Operasi pengintaian lain yang dilakukan ialah pengintaian di Laut China Selatan dan pantai timur Malaya di Trengganu. Wilayah Kelantan-Trengganu semasa Perang Dunia II merupakan salah satu titik pendaratan pasukan Jepang yang kemudian mengalahkan pasukan Inggris di Malaya dan Singapura.
KRI Nagabanda bergerak dari Natuna ke Kepulauan Bungur, kemudian masuk ke perairan Teluk Siam di sebelah timur Semenanjung Malaya. Kedalaman perairan di sana berkisar 85 meter-100 meter. Pada kedalaman 25 meter dengan ketinggian periskop, KRI Nagabanda mulai mengambil foto-foto pesisir Trengganu.

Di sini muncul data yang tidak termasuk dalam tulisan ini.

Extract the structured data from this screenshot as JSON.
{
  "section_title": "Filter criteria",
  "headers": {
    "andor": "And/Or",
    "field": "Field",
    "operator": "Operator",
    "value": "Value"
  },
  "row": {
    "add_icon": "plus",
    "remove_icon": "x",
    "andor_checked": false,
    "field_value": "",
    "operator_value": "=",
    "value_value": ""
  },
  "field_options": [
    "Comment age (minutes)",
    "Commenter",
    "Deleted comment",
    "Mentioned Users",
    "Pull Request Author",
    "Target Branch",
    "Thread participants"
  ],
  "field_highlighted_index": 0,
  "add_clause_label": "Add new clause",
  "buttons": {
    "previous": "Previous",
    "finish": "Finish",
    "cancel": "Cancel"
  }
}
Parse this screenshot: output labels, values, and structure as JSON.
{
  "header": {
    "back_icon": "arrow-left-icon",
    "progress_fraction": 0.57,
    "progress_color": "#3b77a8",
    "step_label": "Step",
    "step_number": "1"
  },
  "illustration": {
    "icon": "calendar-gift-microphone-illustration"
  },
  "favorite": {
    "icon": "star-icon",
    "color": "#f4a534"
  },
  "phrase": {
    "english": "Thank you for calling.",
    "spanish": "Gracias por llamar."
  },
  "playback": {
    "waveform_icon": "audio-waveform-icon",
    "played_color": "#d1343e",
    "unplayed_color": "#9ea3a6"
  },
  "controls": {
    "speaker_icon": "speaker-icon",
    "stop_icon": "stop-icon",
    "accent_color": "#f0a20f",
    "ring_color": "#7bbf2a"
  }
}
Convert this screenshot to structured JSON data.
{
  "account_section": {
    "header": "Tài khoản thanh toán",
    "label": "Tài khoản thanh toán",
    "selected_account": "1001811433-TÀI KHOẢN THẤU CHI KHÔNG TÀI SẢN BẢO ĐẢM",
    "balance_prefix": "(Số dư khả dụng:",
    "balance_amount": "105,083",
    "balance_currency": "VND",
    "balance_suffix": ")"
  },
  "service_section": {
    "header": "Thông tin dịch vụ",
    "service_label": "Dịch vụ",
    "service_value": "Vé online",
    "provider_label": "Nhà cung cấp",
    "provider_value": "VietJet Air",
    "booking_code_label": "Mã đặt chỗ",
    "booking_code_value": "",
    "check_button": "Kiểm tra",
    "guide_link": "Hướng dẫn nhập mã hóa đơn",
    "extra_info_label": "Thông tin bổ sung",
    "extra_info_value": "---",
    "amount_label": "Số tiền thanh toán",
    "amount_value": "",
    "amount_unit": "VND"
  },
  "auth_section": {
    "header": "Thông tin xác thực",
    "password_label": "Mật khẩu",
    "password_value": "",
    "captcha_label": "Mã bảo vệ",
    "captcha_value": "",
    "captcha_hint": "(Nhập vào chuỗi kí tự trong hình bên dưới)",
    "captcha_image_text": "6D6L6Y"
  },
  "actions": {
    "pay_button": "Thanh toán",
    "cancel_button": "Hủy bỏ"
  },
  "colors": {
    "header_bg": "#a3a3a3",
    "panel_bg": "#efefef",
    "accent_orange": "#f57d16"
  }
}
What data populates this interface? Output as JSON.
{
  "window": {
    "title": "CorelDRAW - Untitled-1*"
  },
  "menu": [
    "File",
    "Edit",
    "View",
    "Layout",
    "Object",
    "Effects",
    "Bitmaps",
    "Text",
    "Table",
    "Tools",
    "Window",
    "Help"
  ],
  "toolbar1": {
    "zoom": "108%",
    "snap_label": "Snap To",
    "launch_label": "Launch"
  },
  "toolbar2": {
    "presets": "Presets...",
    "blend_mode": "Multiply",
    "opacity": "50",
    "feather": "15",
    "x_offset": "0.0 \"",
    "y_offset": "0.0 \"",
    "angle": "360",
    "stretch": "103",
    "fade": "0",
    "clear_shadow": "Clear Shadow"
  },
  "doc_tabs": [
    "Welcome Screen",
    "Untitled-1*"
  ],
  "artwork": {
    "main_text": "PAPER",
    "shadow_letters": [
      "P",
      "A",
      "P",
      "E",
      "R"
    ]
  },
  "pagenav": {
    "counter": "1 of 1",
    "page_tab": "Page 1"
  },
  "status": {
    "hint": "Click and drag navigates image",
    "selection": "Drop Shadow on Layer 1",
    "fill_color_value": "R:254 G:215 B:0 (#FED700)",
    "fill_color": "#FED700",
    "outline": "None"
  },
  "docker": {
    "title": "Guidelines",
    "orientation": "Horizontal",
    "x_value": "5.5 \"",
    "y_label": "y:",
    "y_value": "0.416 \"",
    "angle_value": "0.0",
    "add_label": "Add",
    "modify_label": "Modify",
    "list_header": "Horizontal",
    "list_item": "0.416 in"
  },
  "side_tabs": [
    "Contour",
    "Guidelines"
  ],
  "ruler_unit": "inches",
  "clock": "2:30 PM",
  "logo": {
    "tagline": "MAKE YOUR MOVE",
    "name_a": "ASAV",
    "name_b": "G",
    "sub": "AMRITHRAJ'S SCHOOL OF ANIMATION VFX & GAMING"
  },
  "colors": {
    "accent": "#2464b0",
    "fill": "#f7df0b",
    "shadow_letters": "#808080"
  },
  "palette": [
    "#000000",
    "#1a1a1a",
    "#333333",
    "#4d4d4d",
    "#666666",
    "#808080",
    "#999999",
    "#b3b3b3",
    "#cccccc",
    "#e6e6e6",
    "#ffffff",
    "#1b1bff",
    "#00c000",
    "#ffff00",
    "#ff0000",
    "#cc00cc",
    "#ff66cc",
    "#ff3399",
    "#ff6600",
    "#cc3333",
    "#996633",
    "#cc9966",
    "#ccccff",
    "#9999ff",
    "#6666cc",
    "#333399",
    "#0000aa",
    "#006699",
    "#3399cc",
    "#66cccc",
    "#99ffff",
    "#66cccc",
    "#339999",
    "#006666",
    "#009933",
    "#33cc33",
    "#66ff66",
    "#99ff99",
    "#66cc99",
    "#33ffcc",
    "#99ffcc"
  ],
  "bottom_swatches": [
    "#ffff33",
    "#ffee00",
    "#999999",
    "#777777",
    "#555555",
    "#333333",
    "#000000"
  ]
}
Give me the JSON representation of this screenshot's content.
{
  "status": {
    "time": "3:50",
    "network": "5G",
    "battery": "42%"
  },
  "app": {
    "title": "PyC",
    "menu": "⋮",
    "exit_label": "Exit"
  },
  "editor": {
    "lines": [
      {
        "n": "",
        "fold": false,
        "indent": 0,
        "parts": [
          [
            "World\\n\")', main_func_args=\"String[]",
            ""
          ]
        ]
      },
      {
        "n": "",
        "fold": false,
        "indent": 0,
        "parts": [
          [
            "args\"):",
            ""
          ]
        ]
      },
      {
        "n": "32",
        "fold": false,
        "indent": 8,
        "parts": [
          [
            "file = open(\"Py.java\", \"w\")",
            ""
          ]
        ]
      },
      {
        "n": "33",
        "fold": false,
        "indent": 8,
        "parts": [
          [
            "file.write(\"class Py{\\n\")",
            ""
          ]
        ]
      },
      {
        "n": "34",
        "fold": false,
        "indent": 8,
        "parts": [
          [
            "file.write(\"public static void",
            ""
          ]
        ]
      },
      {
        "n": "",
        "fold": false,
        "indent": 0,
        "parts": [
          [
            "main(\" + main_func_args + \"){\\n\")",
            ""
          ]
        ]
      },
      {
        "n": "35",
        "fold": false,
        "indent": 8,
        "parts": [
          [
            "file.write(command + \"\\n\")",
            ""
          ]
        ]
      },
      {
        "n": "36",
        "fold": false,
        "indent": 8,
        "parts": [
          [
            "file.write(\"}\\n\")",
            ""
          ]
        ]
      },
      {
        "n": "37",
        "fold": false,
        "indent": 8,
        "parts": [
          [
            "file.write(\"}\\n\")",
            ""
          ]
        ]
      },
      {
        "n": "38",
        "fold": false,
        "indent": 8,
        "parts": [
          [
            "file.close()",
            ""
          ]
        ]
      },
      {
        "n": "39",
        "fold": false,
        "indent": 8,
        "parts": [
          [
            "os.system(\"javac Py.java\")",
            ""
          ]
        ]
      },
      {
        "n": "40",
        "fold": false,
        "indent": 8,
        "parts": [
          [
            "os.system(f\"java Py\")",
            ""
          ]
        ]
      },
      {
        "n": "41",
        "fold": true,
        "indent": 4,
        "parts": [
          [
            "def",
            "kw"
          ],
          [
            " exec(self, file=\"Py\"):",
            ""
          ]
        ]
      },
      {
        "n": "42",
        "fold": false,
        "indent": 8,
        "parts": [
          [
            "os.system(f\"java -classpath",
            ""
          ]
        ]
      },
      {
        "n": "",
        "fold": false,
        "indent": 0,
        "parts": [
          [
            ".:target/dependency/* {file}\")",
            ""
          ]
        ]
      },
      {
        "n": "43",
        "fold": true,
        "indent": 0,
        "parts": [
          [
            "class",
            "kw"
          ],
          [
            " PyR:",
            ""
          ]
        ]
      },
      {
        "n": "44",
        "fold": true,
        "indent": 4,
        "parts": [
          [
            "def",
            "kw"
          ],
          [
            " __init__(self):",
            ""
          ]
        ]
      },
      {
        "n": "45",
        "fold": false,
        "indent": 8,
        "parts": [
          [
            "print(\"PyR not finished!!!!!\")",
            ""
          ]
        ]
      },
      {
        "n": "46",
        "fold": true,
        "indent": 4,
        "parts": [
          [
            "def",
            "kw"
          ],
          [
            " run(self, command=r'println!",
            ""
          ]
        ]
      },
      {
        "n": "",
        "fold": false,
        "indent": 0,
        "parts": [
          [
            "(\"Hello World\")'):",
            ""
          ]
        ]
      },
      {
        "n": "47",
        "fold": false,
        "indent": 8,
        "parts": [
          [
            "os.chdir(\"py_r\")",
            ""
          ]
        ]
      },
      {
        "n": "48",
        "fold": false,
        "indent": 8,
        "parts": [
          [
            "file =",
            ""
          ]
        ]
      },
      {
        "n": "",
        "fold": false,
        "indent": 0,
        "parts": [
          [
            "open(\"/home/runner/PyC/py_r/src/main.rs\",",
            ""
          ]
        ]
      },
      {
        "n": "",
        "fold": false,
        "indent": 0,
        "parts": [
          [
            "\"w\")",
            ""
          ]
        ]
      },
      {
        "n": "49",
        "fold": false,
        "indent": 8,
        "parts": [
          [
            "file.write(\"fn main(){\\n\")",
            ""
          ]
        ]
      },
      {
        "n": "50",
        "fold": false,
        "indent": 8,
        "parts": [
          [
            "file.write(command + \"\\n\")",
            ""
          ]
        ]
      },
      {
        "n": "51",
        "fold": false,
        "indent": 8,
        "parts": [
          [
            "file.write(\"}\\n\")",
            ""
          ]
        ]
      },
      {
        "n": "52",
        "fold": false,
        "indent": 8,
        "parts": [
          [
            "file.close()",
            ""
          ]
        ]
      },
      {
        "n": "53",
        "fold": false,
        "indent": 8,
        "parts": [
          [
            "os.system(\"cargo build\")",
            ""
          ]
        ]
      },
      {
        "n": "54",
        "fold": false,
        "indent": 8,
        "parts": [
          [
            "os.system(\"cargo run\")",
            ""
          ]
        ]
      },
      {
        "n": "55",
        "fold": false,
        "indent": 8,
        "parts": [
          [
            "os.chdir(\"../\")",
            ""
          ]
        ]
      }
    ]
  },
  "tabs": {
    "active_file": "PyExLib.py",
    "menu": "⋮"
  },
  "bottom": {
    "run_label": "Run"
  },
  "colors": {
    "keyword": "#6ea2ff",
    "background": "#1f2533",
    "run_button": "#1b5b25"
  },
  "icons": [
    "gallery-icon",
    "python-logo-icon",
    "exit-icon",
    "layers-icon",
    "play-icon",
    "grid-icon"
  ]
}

Semasa konfrontasi tersebut, pasukan Indonesia juga sudah menyusup ke banyak wilayah di Sabah-Sarawak, Brunei, hingga infiltrasi ke Johor dan Singapura berulang kali. Operasi pengintaian oleh kapal selam ALRI menjadi salah satu bagian penting dari operasi semasa konfrontasi itu.
Sayangnya, memasuki tahun 1970-an, kekuatan kapal selam Indonesia mulai menyurut seiring dengan peralihan rezim dari Orde Lama ke Orde Baru. Pada akhir tahun 1970-an, Presiden Soeharto memutuskan untuk membeli dua kapal selam tipe 209 dari Jerman yang di Indonesia disebut kelas Cakra, yakni KRI Cakra-401 dan KRI Nanggala-402.
Pada periode Presiden Susilo Bambang Yudhoyono dan Presiden Joko Widodo dilakukan pengadaan kapal selam baru kelas Jang Bogo dari Korea Selatan yang bekerja sama dengan PT PAL Indonesia. Era baru kapal selam Indonesia kembali hadir sebagai bagian kekuatan militer TNI di kawasan Asia Tenggara.
Salah satu kapal yang dibeli di akhir 1970-an itu kemudian tenggelam. Musibah yang terjadi pada KRI Nanggala-402 merupakan keprihatinan bersama bangsa Indonesia. Diperlukan evaluasi menyeluruh terhadap sistem persenjataan Indonesia agar tragedi serupa tak terulang di masa mendatang. Sejarah kapal selam di Indonesia membuktikan pentingnya keberadaan armada kapal selam bagi sebuah negara, terlebih bagi negeri kepulauan terbesar di dunia, yakni Indonesia!